"Apa kalian merasa ada seseorang yang mengikuti kalian akhir-akhir ini?"
"Selain Iblis itu, enggak ada."
"Gue juga."
"Ayolah Nic, kita baru keluar dari rumah Paman Haris lima menit yang lalu dan lo udah bahas hal itu?"
"Terus lo mau nya kapan, nunggu tu Iblis berhasil bunuh kita? Lo denger sendiri kan, apa kata Paman Haris, semakin lama Iblis itu ada di sekitar kita, semakin banyak juga energi kita yang ia ambil dan membuatnya semakin kuat."
"Bener apa kata Nic, kita gak tau kapan Iblis itu bergerak. Ia bisa kapan saja membunuh kita."
"Bagaimana caranya kita bisa tahu, ia bergerak melalui perantara apa?" ucap Agnes bergumam.
"Dia berada dekat dengan kita, memantulkan apa yang ada di diri kita. Indah tajam, namun juga tumpul. Mudah dihancurkan dan mudah menghancurkan." Saras bergumam mengucapkan ulang perkataan Om Haris yang beliau ucapkan kemarin sore kepada mereka. Haris tidak bisa mengatakan lebih banyak dari itu, karena ia sendiri pun tidak tahu benda apa itu. Ia hanya 'diperlihatkan' apa yang ia ucapkan, tidak lebih.
"Apa maksudnya ya?"
"berada dekat dengan kita..., benda apa yang selalu ada didekat kita?"
"Baju?"Sharon memutar bola matanya, mendengar ucapan Raka.
"Gue rasa Iblis gak suka berdiam di baju."
"cincin?" kali ini Agnes yang berucap.
"Tapi gue gak make cincin." sahut Randu.
"Lagi pula cincin gak tajam, Nes."
"Oiya bener." Agnes mengangguk, ia hanya sekedar mengucapkan apa yang ada di pikirannya, bukan berdasarkan apa yang diucapkan Paman Haris.
"Kalung?"
Lagi-lagi Sharon memutar bola matanya.
"Tajam." tekannya.
Suasana menjadi hening, sibuk memikirkan benda apa yang dimaksud. Sedangkan Rais yang sibuk menyetir tidak berniat membuka suara.
"Memantulkan yang ada di diri kita, bayangan?" gumam Randu.
"Atau pantulan diri kita seperti dicermin?" sahut Sharon.
"Bayangan, cermin, tajam namun juga tumpul dan mudah dihancurkan. Cermin kalau dihancurkan, pecahan nya akan menjadi tajam." Agnes berseru, hampir teriak.
"Wah, iya bener juga! Sejak kapan lo pintar Nes." tangan Saras bergerak menepuk nepuk pelan kepala Agnes.
"Gue udah pintar dari lahir kali, lo nya aja yang baru nyadar."
"Tapi, bagaimana caranya kita tahu cermin yang mana ia tempati?"
"Hancurkan saja semuanya." ucap Nic, membuat semua orang menatapnya.
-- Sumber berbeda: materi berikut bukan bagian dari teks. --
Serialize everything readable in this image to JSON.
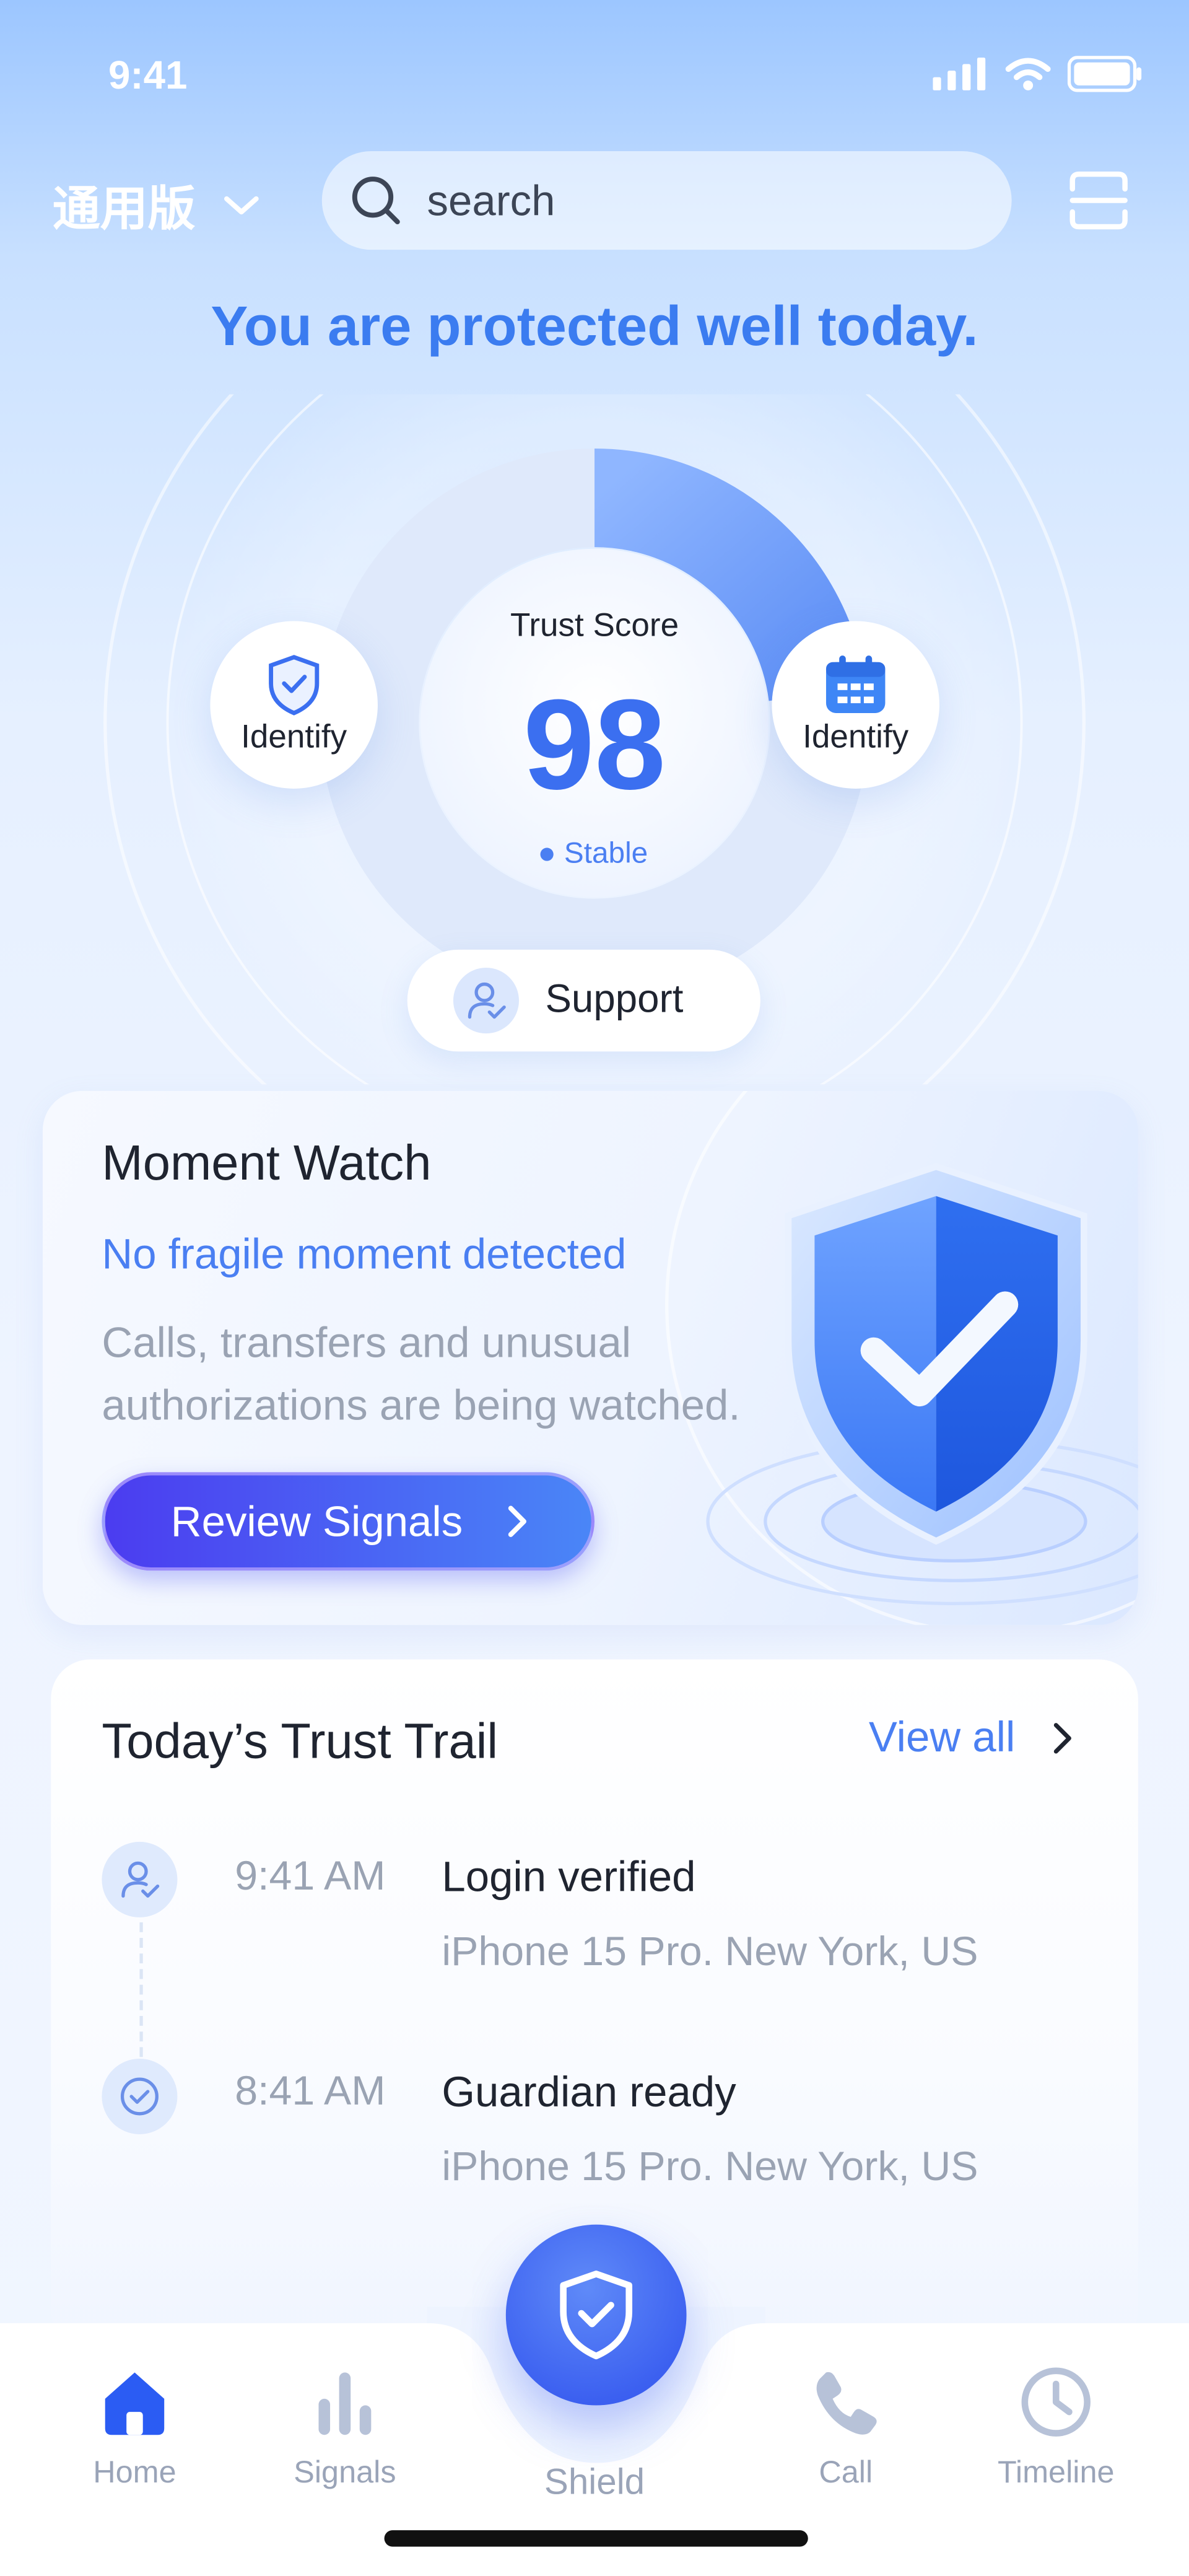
{
  "status_bar": {
    "time": "9:41"
  },
  "header": {
    "edition": "通用版",
    "search_placeholder": "search"
  },
  "headline": "You are protected well today.",
  "trust": {
    "label": "Trust Score",
    "score": "98",
    "state": "Stable",
    "progress": 0.23
  },
  "side_buttons": {
    "left_label": "Identify",
    "right_label": "Identify"
  },
  "support_label": "Support",
  "moment": {
    "title": "Moment Watch",
    "status": "No fragile moment detected",
    "description_line1": "Calls, transfers and unusual",
    "description_line2": "authorizations are being watched.",
    "button_label": "Review Signals"
  },
  "trail": {
    "title": "Today’s Trust Trail",
    "view_all": "View all",
    "items": [
      {
        "time": "9:41 AM",
        "title": "Login verified",
        "subtitle": "iPhone 15 Pro. New York, US"
      },
      {
        "time": "8:41 AM",
        "title": "Guardian ready",
        "subtitle": "iPhone 15 Pro. New York, US"
      }
    ]
  },
  "nav": {
    "items": [
      {
        "label": "Home",
        "icon": "home-icon",
        "active": true
      },
      {
        "label": "Signals",
        "icon": "bar-chart-icon"
      },
      {
        "label": "Shield",
        "icon": "shield-check-icon"
      },
      {
        "label": "Call",
        "icon": "phone-icon"
      },
      {
        "label": "Timeline",
        "icon": "clock-icon"
      }
    ]
  },
  "colors": {
    "accent": "#3b7cf0",
    "primary_dark": "#4b3cf0",
    "nav_active": "#2b5cf3",
    "muted_text": "#9aa4b8"
  }
}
"Kenapa? Apa ada cara lain selain itu?"
"Kalau seperti itu, gue khawatir kita di kira gila." ucap Randu yang diangguki semua orang.
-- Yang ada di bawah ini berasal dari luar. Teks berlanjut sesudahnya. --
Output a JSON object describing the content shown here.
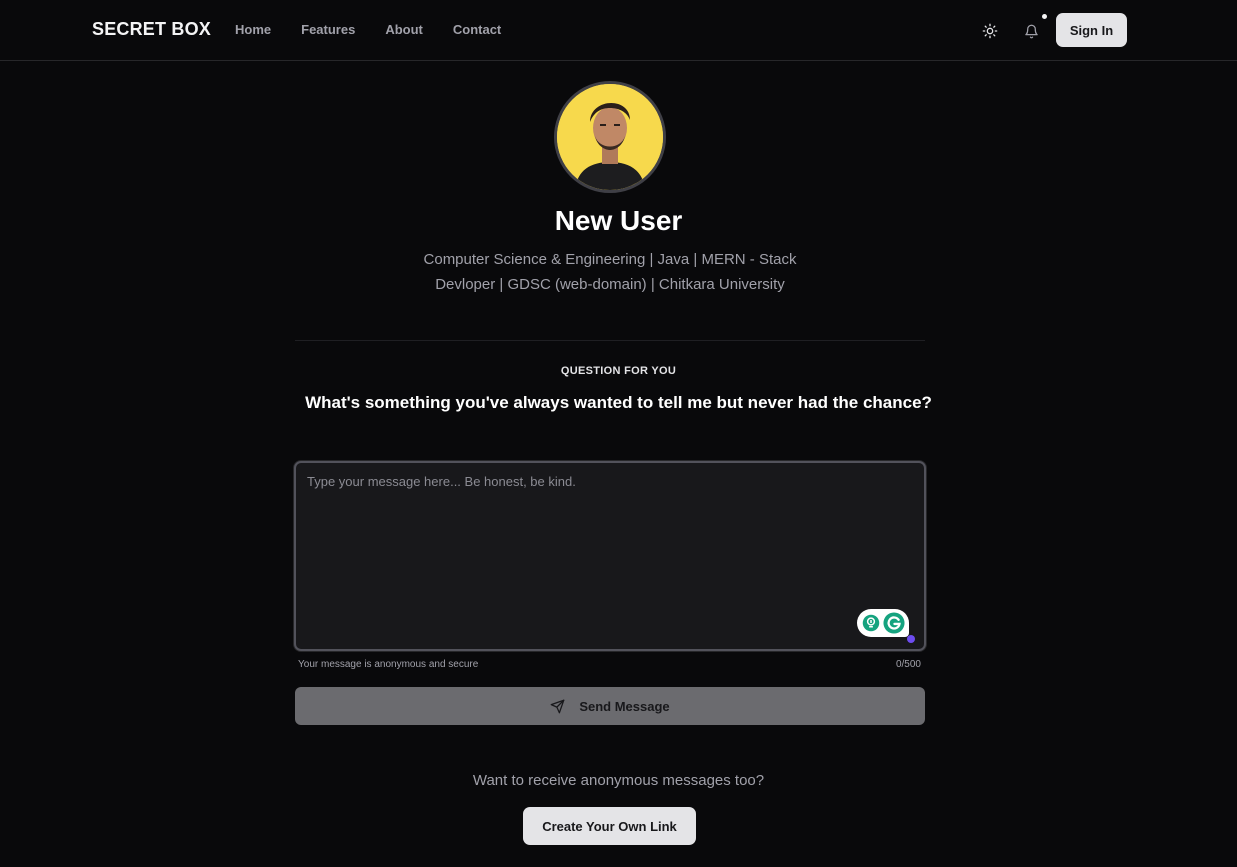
{
  "nav": {
    "brand": "SECRET BOX",
    "links": [
      "Home",
      "Features",
      "About",
      "Contact"
    ],
    "theme_icon": "sun-icon",
    "notification_icon": "bell-icon",
    "signin_label": "Sign In"
  },
  "profile": {
    "name": "New User",
    "bio_line1": "Computer Science & Engineering | Java | MERN - Stack",
    "bio_line2": "Devloper | GDSC (web-domain) | Chitkara University",
    "avatar_icon": "user-avatar"
  },
  "question": {
    "label": "QUESTION FOR YOU",
    "text": "What's something you've always wanted to tell me but never had the chance?"
  },
  "message": {
    "placeholder": "Type your message here... Be honest, be kind.",
    "value": "",
    "hint": "Your message is anonymous and secure",
    "counter": "0/500",
    "send_label": "Send Message",
    "send_icon": "send-icon"
  },
  "cta": {
    "text": "Want to receive anonymous messages too?",
    "button_label": "Create Your Own Link"
  },
  "colors": {
    "background": "#09090b",
    "avatar_bg": "#f7d94c",
    "button_light": "#e4e4e7",
    "send_disabled": "#6b6b6f",
    "grammarly_green": "#15a37f"
  }
}
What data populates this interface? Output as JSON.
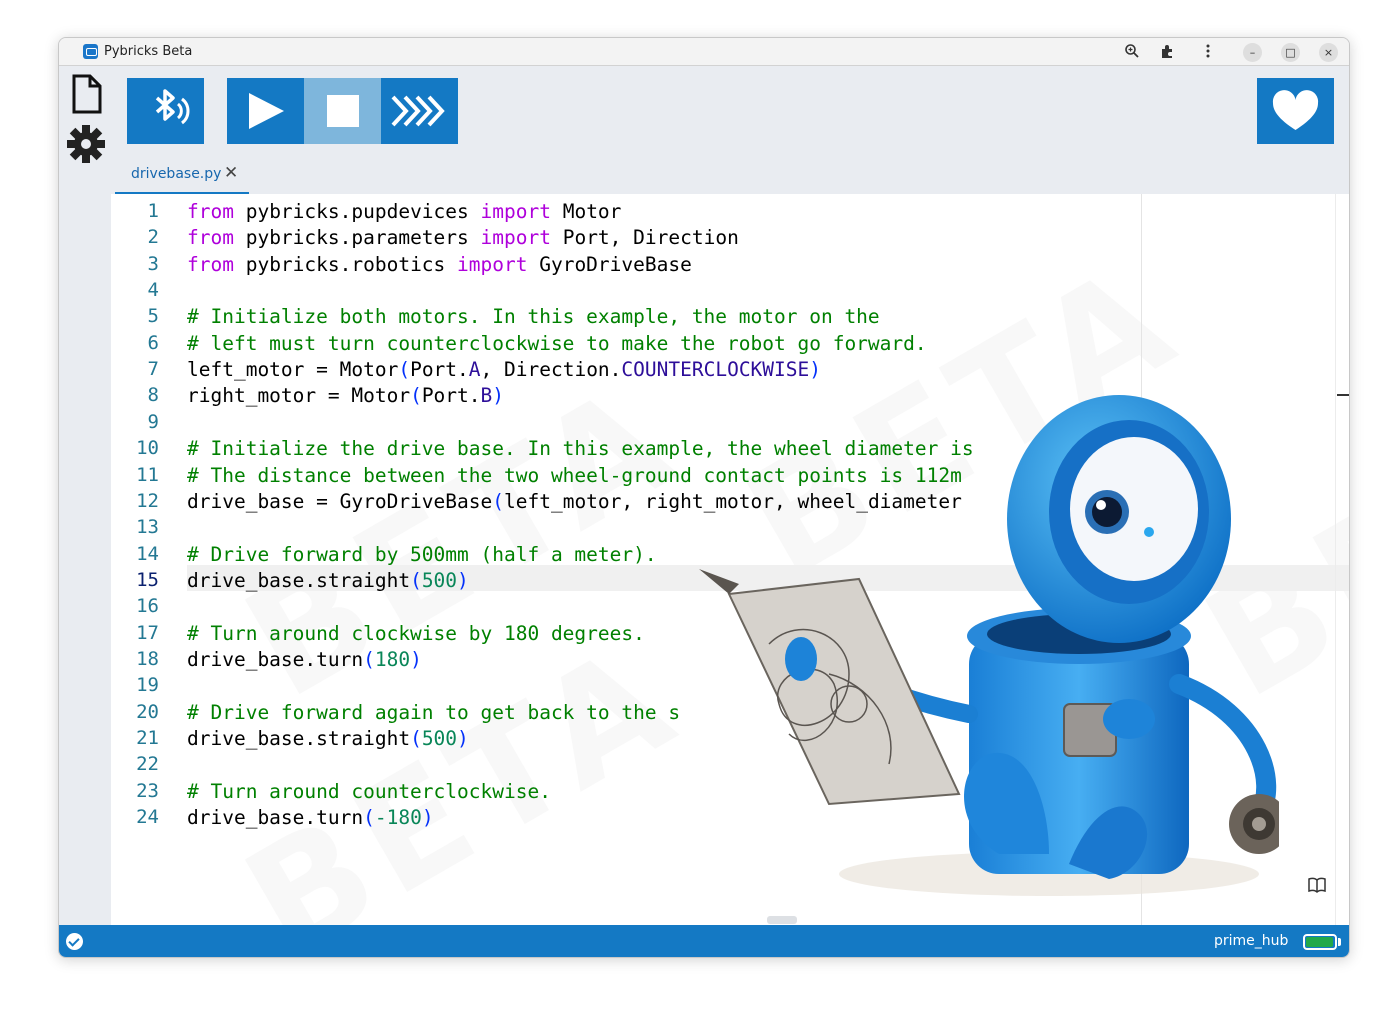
{
  "window": {
    "title": "Pybricks Beta"
  },
  "titlebar": {
    "icons": [
      "zoom-icon",
      "extensions-icon",
      "more-icon"
    ],
    "controls": {
      "minimize": "–",
      "maximize": "□",
      "close": "×"
    }
  },
  "sidebar": {
    "items": [
      "file-icon",
      "gear-icon"
    ]
  },
  "toolbar": {
    "buttons": [
      "bluetooth-icon",
      "run-icon",
      "stop-icon",
      "repl-icon"
    ],
    "sponsor": "heart-icon"
  },
  "tabs": [
    {
      "label": "drivebase.py",
      "close": "✕"
    }
  ],
  "editor": {
    "active_line": 15,
    "line_numbers": [
      "1",
      "2",
      "3",
      "4",
      "5",
      "6",
      "7",
      "8",
      "9",
      "10",
      "11",
      "12",
      "13",
      "14",
      "15",
      "16",
      "17",
      "18",
      "19",
      "20",
      "21",
      "22",
      "23",
      "24"
    ],
    "watermark": "BETA",
    "lines": [
      [
        {
          "t": "from",
          "c": "k"
        },
        {
          "t": " pybricks.pupdevices "
        },
        {
          "t": "import",
          "c": "k"
        },
        {
          "t": " Motor"
        }
      ],
      [
        {
          "t": "from",
          "c": "k"
        },
        {
          "t": " pybricks.parameters "
        },
        {
          "t": "import",
          "c": "k"
        },
        {
          "t": " Port, Direction"
        }
      ],
      [
        {
          "t": "from",
          "c": "k"
        },
        {
          "t": " pybricks.robotics "
        },
        {
          "t": "import",
          "c": "k"
        },
        {
          "t": " GyroDriveBase"
        }
      ],
      [],
      [
        {
          "t": "# Initialize both motors. In this example, the motor on the",
          "c": "c"
        }
      ],
      [
        {
          "t": "# left must turn counterclockwise to make the robot go forward.",
          "c": "c"
        }
      ],
      [
        {
          "t": "left_motor = Motor"
        },
        {
          "t": "(",
          "c": "bl"
        },
        {
          "t": "Port."
        },
        {
          "t": "A",
          "c": "enum"
        },
        {
          "t": ", Direction."
        },
        {
          "t": "COUNTERCLOCKWISE",
          "c": "enum"
        },
        {
          "t": ")",
          "c": "bl"
        }
      ],
      [
        {
          "t": "right_motor = Motor"
        },
        {
          "t": "(",
          "c": "bl"
        },
        {
          "t": "Port."
        },
        {
          "t": "B",
          "c": "enum"
        },
        {
          "t": ")",
          "c": "bl"
        }
      ],
      [],
      [
        {
          "t": "# Initialize the drive base. In this example, the wheel diameter is",
          "c": "c"
        }
      ],
      [
        {
          "t": "# The distance between the two wheel-ground contact points is 112m",
          "c": "c"
        }
      ],
      [
        {
          "t": "drive_base = GyroDriveBase"
        },
        {
          "t": "(",
          "c": "bl"
        },
        {
          "t": "left_motor, right_motor, wheel_diameter"
        }
      ],
      [],
      [
        {
          "t": "# Drive forward by 500mm (half a meter).",
          "c": "c"
        }
      ],
      [
        {
          "t": "drive_base.straight"
        },
        {
          "t": "(",
          "c": "bl"
        },
        {
          "t": "500",
          "c": "num"
        },
        {
          "t": ")",
          "c": "bl"
        }
      ],
      [],
      [
        {
          "t": "# Turn around clockwise by 180 degrees.",
          "c": "c"
        }
      ],
      [
        {
          "t": "drive_base.turn"
        },
        {
          "t": "(",
          "c": "bl"
        },
        {
          "t": "180",
          "c": "num"
        },
        {
          "t": ")",
          "c": "bl"
        }
      ],
      [],
      [
        {
          "t": "# Drive forward again to get back to the s",
          "c": "c"
        }
      ],
      [
        {
          "t": "drive_base.straight"
        },
        {
          "t": "(",
          "c": "bl"
        },
        {
          "t": "500",
          "c": "num"
        },
        {
          "t": ")",
          "c": "bl"
        }
      ],
      [],
      [
        {
          "t": "# Turn around counterclockwise.",
          "c": "c"
        }
      ],
      [
        {
          "t": "drive_base.turn"
        },
        {
          "t": "(",
          "c": "bl"
        },
        {
          "t": "-180",
          "c": "num"
        },
        {
          "t": ")",
          "c": "bl"
        }
      ]
    ]
  },
  "statusbar": {
    "status_icon": "check-circle-icon",
    "hub_name": "prime_hub",
    "battery_level": 0.95,
    "battery_color": "#22a84a"
  },
  "colors": {
    "accent": "#1479c4",
    "stop_button": "#7eb6dc",
    "keyword": "#af00db",
    "comment": "#008000",
    "number": "#098658"
  }
}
"Tapi kita gak ada cara lain, kecuali menghancurkan semuanya."
"Em, guys. Tapi yang memantulkan bayangan, tajam bila dipecahkan, enggak cuma cermin, kaca biasa juga bisa." ucapan Raka, membuat semangat mereka redup seketika.
"Lalu apa?" Agnes menyandarkan tubuhnya, suaranya terdengar lemas.
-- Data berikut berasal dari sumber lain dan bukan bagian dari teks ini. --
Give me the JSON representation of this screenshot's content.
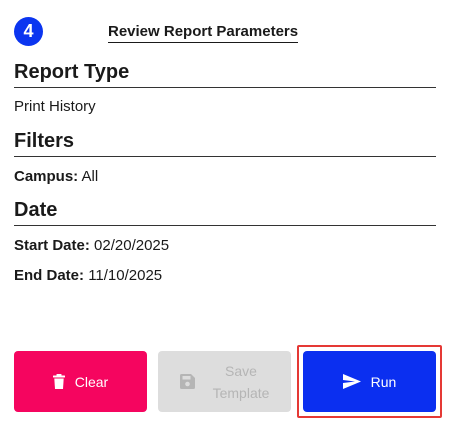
{
  "header": {
    "step_number": "4",
    "title": "Review Report Parameters"
  },
  "report_type": {
    "heading": "Report Type",
    "value": "Print History"
  },
  "filters": {
    "heading": "Filters",
    "campus_label": "Campus:",
    "campus_value": "All"
  },
  "date": {
    "heading": "Date",
    "start_label": "Start Date:",
    "start_value": "02/20/2025",
    "end_label": "End Date:",
    "end_value": "11/10/2025"
  },
  "actions": {
    "clear_label": "Clear",
    "save_label_line1": "Save",
    "save_label_line2": "Template",
    "run_label": "Run"
  },
  "icons": {
    "clear": "trash-icon",
    "save": "floppy-disk-icon",
    "run": "send-icon"
  },
  "colors": {
    "step_badge": "#0b35f0",
    "clear_button": "#f5055f",
    "save_button_disabled": "#dddddd",
    "run_button": "#0b2ff0",
    "run_highlight_outline": "#e53935"
  }
}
"Bentar, kita urutin satu persatu." Sharon menggigiti bibir bawah dan atasnya bergantian, kebiasaannya ketika sedang berpikir.
"Berada di dekat kita, mungkin maksudnya benda itu ada di dekat salah satu dari kita."
"Memantulkan apa yang ada di diri kita...., bayangan? Sifat?" gumam Raka.
"Emm, mungkin, benda itu terletak di tempat yang akan kalian sukai atau yang sering kalian datangi. Tempat yang mewakili sifat lo atau apa yang lo suka. Hingga jika kalian membayangkan orang itu, maka tempat itu ada di bayangan kalian juga. Contohnya, seperti lo yang suka dengan buku, Randu. Perpustakaan tempat yang pertama kali gue pikirkan ketika mengingat lo." Rais berucap dengan mata yang fokus pada jalanan yang di sekelilingi pohon-pohon tinggi.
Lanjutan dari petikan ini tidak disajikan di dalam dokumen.